Hem Bahadur Malla was a Nepalese politician. He served as a member of the National Assembly from 1965 to 1989, as Cabinet Minister of Agriculture and Land Reforms from 1981 to 1986, and as Cabinet Minister of Forest and Soil Conservation from 1986 to 1988. He belonged to the Rastriya Mahashabna Party, and was the founder and Senior Vice President of the Rashtriya Prajatantra Party (National Democratic Party) until his death.

==Political career==
Hem Bahadur Malla first entered the political sphere in 1948 and fought his first election in 1958 as a member of the Rastriya Mahashabha party.
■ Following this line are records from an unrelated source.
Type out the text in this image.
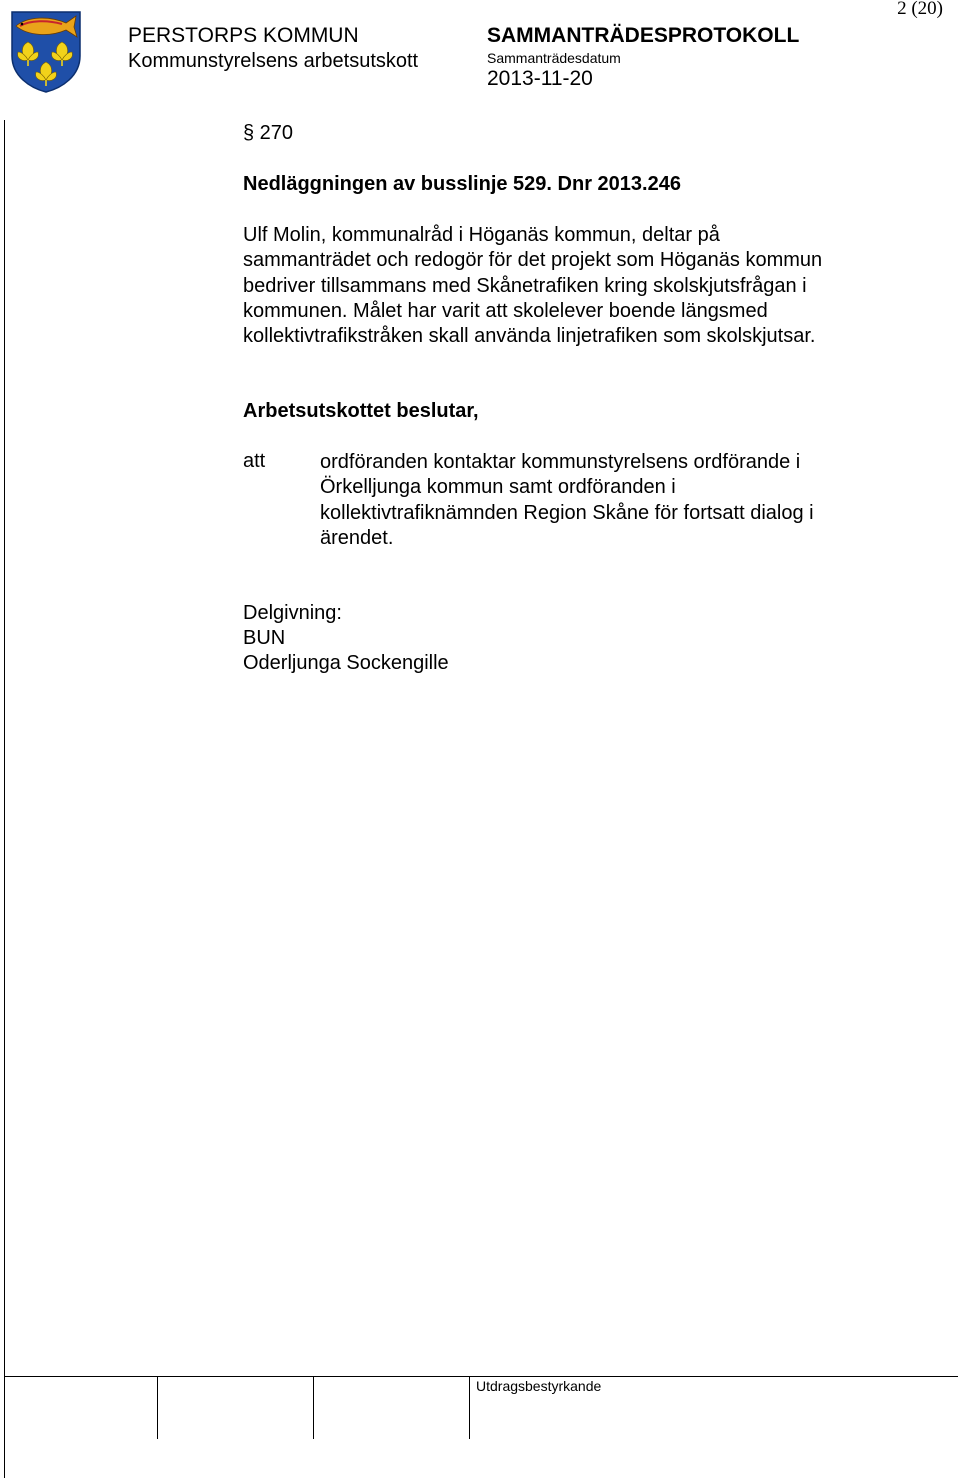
2 (20)
PERSTORPS KOMMUN
Kommunstyrelsens arbetsutskott
SAMMANTRÄDESPROTOKOLL
Sammanträdesdatum
2013-11-20
§ 270
Nedläggningen av busslinje 529. Dnr 2013.246
Ulf Molin, kommunalråd i Höganäs kommun, deltar på
sammanträdet och redogör för det projekt som Höganäs kommun
bedriver tillsammans med Skånetrafiken kring skolskjutsfrågan i
kommunen. Målet har varit att skolelever boende längsmed
kollektivtrafikstråken skall använda linjetrafiken som skolskjutsar.
Arbetsutskottet beslutar,
att	ordföranden kontaktar kommunstyrelsens ordförande i
Örkelljunga kommun samt ordföranden i
kollektivtrafiknämnden Region Skåne för fortsatt dialog i
ärendet.
Delgivning:
BUN
Oderljunga Sockengille
Utdragsbestyrkande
From 1965 to 1989, he served as a National Assembly member. From 1978 to 1981, he served as a Cabinet Minister for six terms, and as Minister of Land Reform. From 1981 to 1986, he served as Cabinet Minister of Agriculture and Land Reforms, receiving 76,720 votes in the 1981 Nepalese Rastriya Panchayat election—the highest number of votes so far received for such an office.

From 1986 to 1988, Malla served as Cabinet Minister of Forest and Soil Conservation. In 1986, he scored the highest number of votes in Nepal, garnering 93,270 votes. His wife, Shree Sharda Malla received the third-highest number: 65,000 votes.

He represented his country on a number of foreign visits, including to Thailand, India, China, North Korea, Pakistan, Italy, Switzerland, France, Germany, England, and Russia. He was the only politician in Nepal to receive an alias from the people, approved by King Mahendra, for his outstanding performance and political achievement.